His slid around me. His body shook with silent laughter, and in that moment, with my soul laid bare, wrapped around him, I knew.
I knew that we’d be okay.
Because, it was just like my mom had said.
I never wanted kids. Not until I met the two who needed me to want them.
And, I’d never wanted to want anyone as much as I did those crazy kids.
“Voom, voom!” Eli shouted, running through the room in a flash of color with his fist raised in the air.
“Ewi!” Ellie clobbered after him, her play shoes smacking against the kitchen as she readjusted the tiara on her head. “How cand I save you if you keep wunning away fromd me?”
I glanced up and met Brantley’s eyes.
They sparkled.
My heart skipped.
“Eli,” I called. “Stay still and let your sister rescue you!”
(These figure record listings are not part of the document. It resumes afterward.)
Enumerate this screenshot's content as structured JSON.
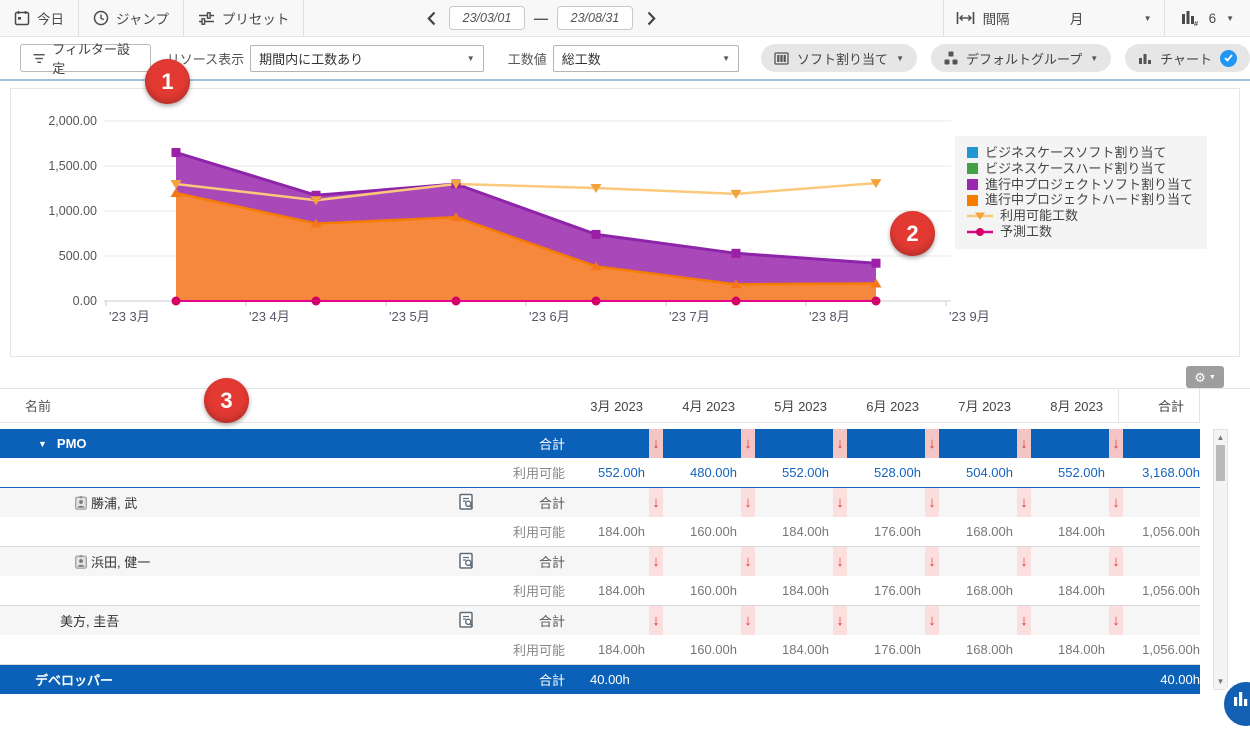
{
  "toolbar_top": {
    "today": "今日",
    "jump": "ジャンプ",
    "preset": "プリセット",
    "date_from": "23/03/01",
    "date_sep": "—",
    "date_to": "23/08/31",
    "interval_label": "間隔",
    "interval_value": "月",
    "chart_count": "6"
  },
  "toolbar_filter": {
    "filter_settings": "フィルター設定",
    "resource_display_label": "リソース表示",
    "resource_display_value": "期間内に工数あり",
    "effort_label": "工数値",
    "effort_value": "総工数",
    "soft_assignment": "ソフト割り当て",
    "default_group": "デフォルトグループ",
    "chart_toggle": "チャート"
  },
  "chart_data": {
    "type": "area",
    "stacked": true,
    "x_labels": [
      "'23 3月",
      "'23 4月",
      "'23 5月",
      "'23 6月",
      "'23 7月",
      "'23 8月",
      "'23 9月"
    ],
    "y_ticks": [
      {
        "v": 0,
        "label": "0.00"
      },
      {
        "v": 500,
        "label": "500.00"
      },
      {
        "v": 1000,
        "label": "1,000.00"
      },
      {
        "v": 1500,
        "label": "1,500.00"
      },
      {
        "v": 2000,
        "label": "2,000.00"
      }
    ],
    "ylim": [
      0,
      2000
    ],
    "legend_position": "right",
    "series": [
      {
        "name": "ビジネスケースソフト割り当て",
        "kind": "area",
        "color": "#2196d3",
        "values": [
          0,
          0,
          0,
          0,
          0,
          0
        ]
      },
      {
        "name": "ビジネスケースハード割り当て",
        "kind": "area",
        "color": "#43a047",
        "values": [
          0,
          0,
          0,
          0,
          0,
          0
        ]
      },
      {
        "name": "進行中プロジェクトソフト割り当て",
        "kind": "area",
        "color": "#9c27b0",
        "fill": "#a23bb4",
        "stroke": "#8e24aa",
        "marker": "#9c1fa8",
        "marker_shape": "square",
        "values": [
          450,
          315,
          370,
          355,
          345,
          225
        ]
      },
      {
        "name": "進行中プロジェクトハード割り当て",
        "kind": "area",
        "color": "#f57c00",
        "fill": "#f58233",
        "stroke": "#f57c00",
        "marker": "#f5761a",
        "marker_shape": "triangle-up",
        "values": [
          1200,
          860,
          930,
          385,
          185,
          195
        ]
      },
      {
        "name": "利用可能工数",
        "kind": "line",
        "color": "#f9c46b",
        "stroke": "#fbc97c",
        "marker": "#f2a33c",
        "marker_shape": "triangle-down",
        "values": [
          1300,
          1120,
          1300,
          1255,
          1190,
          1310
        ]
      },
      {
        "name": "予測工数",
        "kind": "line",
        "color": "#e0058a",
        "stroke": "#e0058a",
        "marker": "#d4006a",
        "marker_shape": "circle",
        "values": [
          0,
          0,
          0,
          0,
          0,
          0
        ]
      }
    ]
  },
  "table": {
    "name_header": "名前",
    "month_headers": [
      "3月 2023",
      "4月 2023",
      "5月 2023",
      "6月 2023",
      "7月 2023",
      "8月 2023"
    ],
    "total_header": "合計",
    "total_label": "合計",
    "available_label": "利用可能",
    "rows": [
      {
        "type": "group",
        "name": "PMO",
        "expanded": true,
        "arrows": true,
        "available": [
          "552.00h",
          "480.00h",
          "552.00h",
          "528.00h",
          "504.00h",
          "552.00h"
        ],
        "available_total": "3,168.00h"
      },
      {
        "type": "person",
        "name": "勝浦, 武",
        "badge": true,
        "arrows": true,
        "available": [
          "184.00h",
          "160.00h",
          "184.00h",
          "176.00h",
          "168.00h",
          "184.00h"
        ],
        "available_total": "1,056.00h"
      },
      {
        "type": "person",
        "name": "浜田, 健一",
        "badge": true,
        "arrows": true,
        "available": [
          "184.00h",
          "160.00h",
          "184.00h",
          "176.00h",
          "168.00h",
          "184.00h"
        ],
        "available_total": "1,056.00h"
      },
      {
        "type": "person",
        "name": "美方, 圭吾",
        "badge": false,
        "arrows": true,
        "available": [
          "184.00h",
          "160.00h",
          "184.00h",
          "176.00h",
          "168.00h",
          "184.00h"
        ],
        "available_total": "1,056.00h"
      },
      {
        "type": "group",
        "name": "デベロッパー",
        "expanded": false,
        "arrows": false,
        "month_values": [
          "40.00h",
          "",
          "",
          "",
          "",
          ""
        ],
        "total": "40.00h"
      }
    ]
  },
  "annotations": [
    {
      "label": "1"
    },
    {
      "label": "2"
    },
    {
      "label": "3"
    }
  ],
  "colors": {
    "group_row_blue": "#0b61b7",
    "value_blue": "#1464c0",
    "alert_red": "#e53935",
    "annotation_red": "#e23a32",
    "check_blue": "#2196f3"
  }
}
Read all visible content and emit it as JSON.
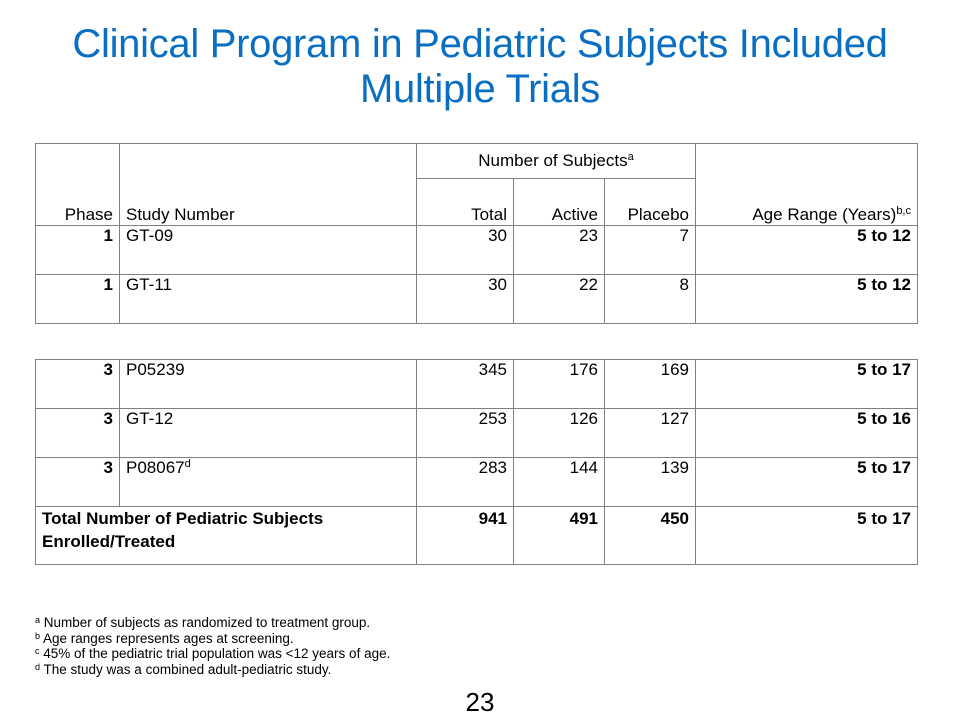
{
  "title": {
    "line1": "Clinical Program in Pediatric Subjects Included",
    "line2": "Multiple Trials"
  },
  "header": {
    "phase": "Phase",
    "study_number": "Study Number",
    "number_of_subjects": "Number  of Subjects",
    "number_of_subjects_sup": "a",
    "total": "Total",
    "active": "Active",
    "placebo": "Placebo",
    "age_range": "Age  Range (Years)",
    "age_range_sup": "b,c"
  },
  "rows_phase1": [
    {
      "phase": "1",
      "study": "GT-09",
      "total": "30",
      "active": "23",
      "placebo": "7",
      "age": "5 to 12"
    },
    {
      "phase": "1",
      "study": "GT-11",
      "total": "30",
      "active": "22",
      "placebo": "8",
      "age": "5 to 12"
    }
  ],
  "rows_phase3": [
    {
      "phase": "3",
      "study": "P05239",
      "study_sup": "",
      "total": "345",
      "active": "176",
      "placebo": "169",
      "age": "5 to 17"
    },
    {
      "phase": "3",
      "study": "GT-12",
      "study_sup": "",
      "total": "253",
      "active": "126",
      "placebo": "127",
      "age": "5 to 16"
    },
    {
      "phase": "3",
      "study": "P08067",
      "study_sup": "d",
      "total": "283",
      "active": "144",
      "placebo": "139",
      "age": "5 to 17"
    }
  ],
  "total_row": {
    "label": "Total Number of Pediatric Subjects Enrolled/Treated",
    "total": "941",
    "active": "491",
    "placebo": "450",
    "age": "5 to 17"
  },
  "footnotes": [
    {
      "mark": "a",
      "text": " Number  of subjects as randomized to treatment group."
    },
    {
      "mark": "b",
      "text": " Age ranges represents ages at screening."
    },
    {
      "mark": "c",
      "text": " 45% of the pediatric trial population was <12 years of age."
    },
    {
      "mark": "d",
      "text": " The study was a combined adult-pediatric study."
    }
  ],
  "page_number": "23"
}
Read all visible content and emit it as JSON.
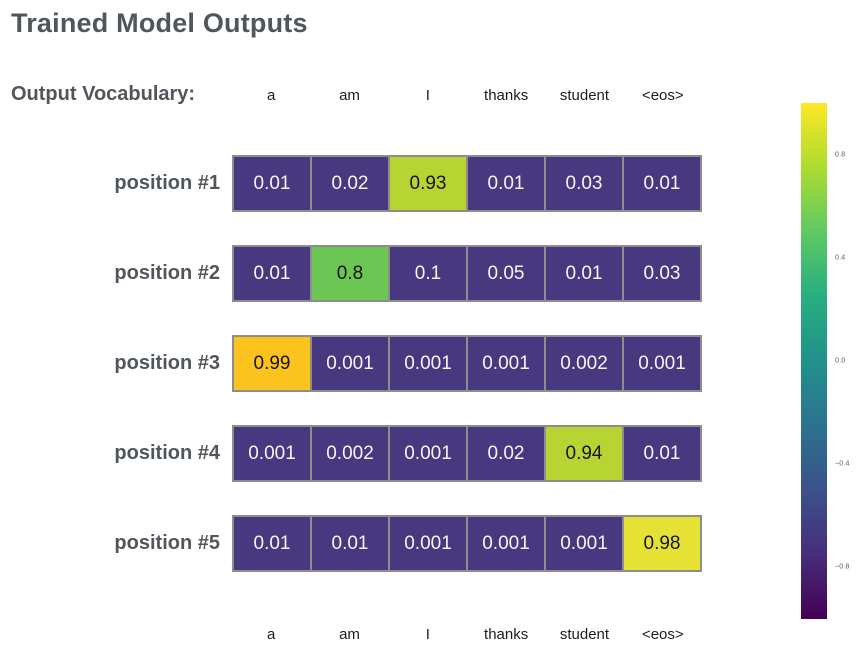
{
  "title": "Trained Model Outputs",
  "vocab": {
    "label": "Output Vocabulary:",
    "tokens": [
      "a",
      "am",
      "I",
      "thanks",
      "student",
      "<eos>"
    ]
  },
  "palette": {
    "low_purple": "#483880",
    "green": "#6bc653",
    "yellow_green": "#b8d433",
    "gold": "#fcc21d",
    "yellow": "#e6e234",
    "light_text": "#f5f5f5",
    "dark_text": "#141414",
    "label_gray": "#50565c",
    "cell_border": "#8d8d8d"
  },
  "rows": [
    {
      "label": "position #1",
      "cells": [
        {
          "text": "0.01",
          "bg": "#483880",
          "fg": "#f5f5f5"
        },
        {
          "text": "0.02",
          "bg": "#483880",
          "fg": "#f5f5f5"
        },
        {
          "text": "0.93",
          "bg": "#b8d433",
          "fg": "#141414"
        },
        {
          "text": "0.01",
          "bg": "#483880",
          "fg": "#f5f5f5"
        },
        {
          "text": "0.03",
          "bg": "#483880",
          "fg": "#f5f5f5"
        },
        {
          "text": "0.01",
          "bg": "#483880",
          "fg": "#f5f5f5"
        }
      ]
    },
    {
      "label": "position #2",
      "cells": [
        {
          "text": "0.01",
          "bg": "#483880",
          "fg": "#f5f5f5"
        },
        {
          "text": "0.8",
          "bg": "#6bc653",
          "fg": "#141414"
        },
        {
          "text": "0.1",
          "bg": "#483880",
          "fg": "#f5f5f5"
        },
        {
          "text": "0.05",
          "bg": "#483880",
          "fg": "#f5f5f5"
        },
        {
          "text": "0.01",
          "bg": "#483880",
          "fg": "#f5f5f5"
        },
        {
          "text": "0.03",
          "bg": "#483880",
          "fg": "#f5f5f5"
        }
      ]
    },
    {
      "label": "position #3",
      "cells": [
        {
          "text": "0.99",
          "bg": "#fcc21d",
          "fg": "#141414"
        },
        {
          "text": "0.001",
          "bg": "#483880",
          "fg": "#f5f5f5"
        },
        {
          "text": "0.001",
          "bg": "#483880",
          "fg": "#f5f5f5"
        },
        {
          "text": "0.001",
          "bg": "#483880",
          "fg": "#f5f5f5"
        },
        {
          "text": "0.002",
          "bg": "#483880",
          "fg": "#f5f5f5"
        },
        {
          "text": "0.001",
          "bg": "#483880",
          "fg": "#f5f5f5"
        }
      ]
    },
    {
      "label": "position #4",
      "cells": [
        {
          "text": "0.001",
          "bg": "#483880",
          "fg": "#f5f5f5"
        },
        {
          "text": "0.002",
          "bg": "#483880",
          "fg": "#f5f5f5"
        },
        {
          "text": "0.001",
          "bg": "#483880",
          "fg": "#f5f5f5"
        },
        {
          "text": "0.02",
          "bg": "#483880",
          "fg": "#f5f5f5"
        },
        {
          "text": "0.94",
          "bg": "#b8d433",
          "fg": "#141414"
        },
        {
          "text": "0.01",
          "bg": "#483880",
          "fg": "#f5f5f5"
        }
      ]
    },
    {
      "label": "position #5",
      "cells": [
        {
          "text": "0.01",
          "bg": "#483880",
          "fg": "#f5f5f5"
        },
        {
          "text": "0.01",
          "bg": "#483880",
          "fg": "#f5f5f5"
        },
        {
          "text": "0.001",
          "bg": "#483880",
          "fg": "#f5f5f5"
        },
        {
          "text": "0.001",
          "bg": "#483880",
          "fg": "#f5f5f5"
        },
        {
          "text": "0.001",
          "bg": "#483880",
          "fg": "#f5f5f5"
        },
        {
          "text": "0.98",
          "bg": "#e6e234",
          "fg": "#141414"
        }
      ]
    }
  ],
  "colorbar": {
    "gradient_top_to_bottom": [
      "#fde725",
      "#addc30",
      "#5ec962",
      "#28ae80",
      "#21918c",
      "#2c728e",
      "#3b528b",
      "#472d7b",
      "#440154"
    ],
    "ticks": [
      {
        "label": "0.8",
        "value": 0.8
      },
      {
        "label": "0.4",
        "value": 0.4
      },
      {
        "label": "0.0",
        "value": 0.0
      },
      {
        "label": "−0.4",
        "value": -0.4
      },
      {
        "label": "−0.8",
        "value": -0.8
      }
    ],
    "range": [
      -1,
      1
    ]
  },
  "chart_data": {
    "type": "heatmap",
    "title": "Trained Model Outputs",
    "x_categories": [
      "a",
      "am",
      "I",
      "thanks",
      "student",
      "<eos>"
    ],
    "y_categories": [
      "position #1",
      "position #2",
      "position #3",
      "position #4",
      "position #5"
    ],
    "values": [
      [
        0.01,
        0.02,
        0.93,
        0.01,
        0.03,
        0.01
      ],
      [
        0.01,
        0.8,
        0.1,
        0.05,
        0.01,
        0.03
      ],
      [
        0.99,
        0.001,
        0.001,
        0.001,
        0.002,
        0.001
      ],
      [
        0.001,
        0.002,
        0.001,
        0.02,
        0.94,
        0.01
      ],
      [
        0.01,
        0.01,
        0.001,
        0.001,
        0.001,
        0.98
      ]
    ],
    "colormap": "viridis",
    "colorbar_range": [
      -1,
      1
    ],
    "colorbar_ticks": [
      0.8,
      0.4,
      0.0,
      -0.4,
      -0.8
    ],
    "legend_position": "right",
    "grid": false
  }
}
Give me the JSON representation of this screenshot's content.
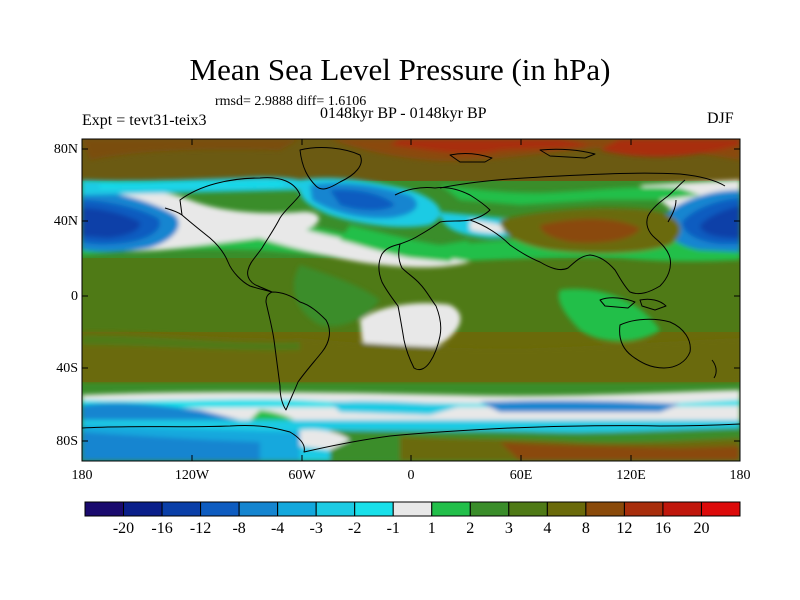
{
  "title": "Mean Sea Level Pressure (in hPa)",
  "stats": "rmsd= 2.9888 diff= 1.6106",
  "subtitle": "0148kyr BP - 0148kyr BP",
  "experiment": "Expt = tevt31-teix3",
  "season": "DJF",
  "axes": {
    "y_labels": [
      "80N",
      "40N",
      "0",
      "40S",
      "80S"
    ],
    "x_labels": [
      "180",
      "120W",
      "60W",
      "0",
      "60E",
      "120E",
      "180"
    ]
  },
  "colorbar": {
    "labels": [
      "-20",
      "-16",
      "-12",
      "-8",
      "-4",
      "-3",
      "-2",
      "-1",
      "1",
      "2",
      "3",
      "4",
      "8",
      "12",
      "16",
      "20"
    ],
    "colors": [
      "#1a0a6e",
      "#0a1f8a",
      "#0a3fa8",
      "#0e5cc0",
      "#1585d0",
      "#13a8dd",
      "#1ccbe4",
      "#19e0ea",
      "#e8e8e8",
      "#22bf4a",
      "#3a8d2a",
      "#4f7a16",
      "#6a6a0a",
      "#8a4a0a",
      "#a82e0c",
      "#c0170c",
      "#dc0a0a"
    ]
  }
}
“Voom voom!” came from under the table.
“Pick your battles,” Brantley mouthed, releasing me so Eli could pop up between us. His masked face jerked between us before he grinned and took off, heading for the stairs.
“Okay,” I replied. “You fight this one, then.”
“That’s not what I meant.” His lips twitched.
“Ewiiiiiiiiiiii!” Ellie cried.
I cradled my coffee with a smirk.
Brantley sighed, strolling out of the kitchen. “Eli!”
Epilogue
One year later
I stared at the party spread in front of me, then down at my stomach.
I looked fat.
Not even pregnant-fat, just fat. The horrible, awkward moment where people would stare at you in the store as they figured it out.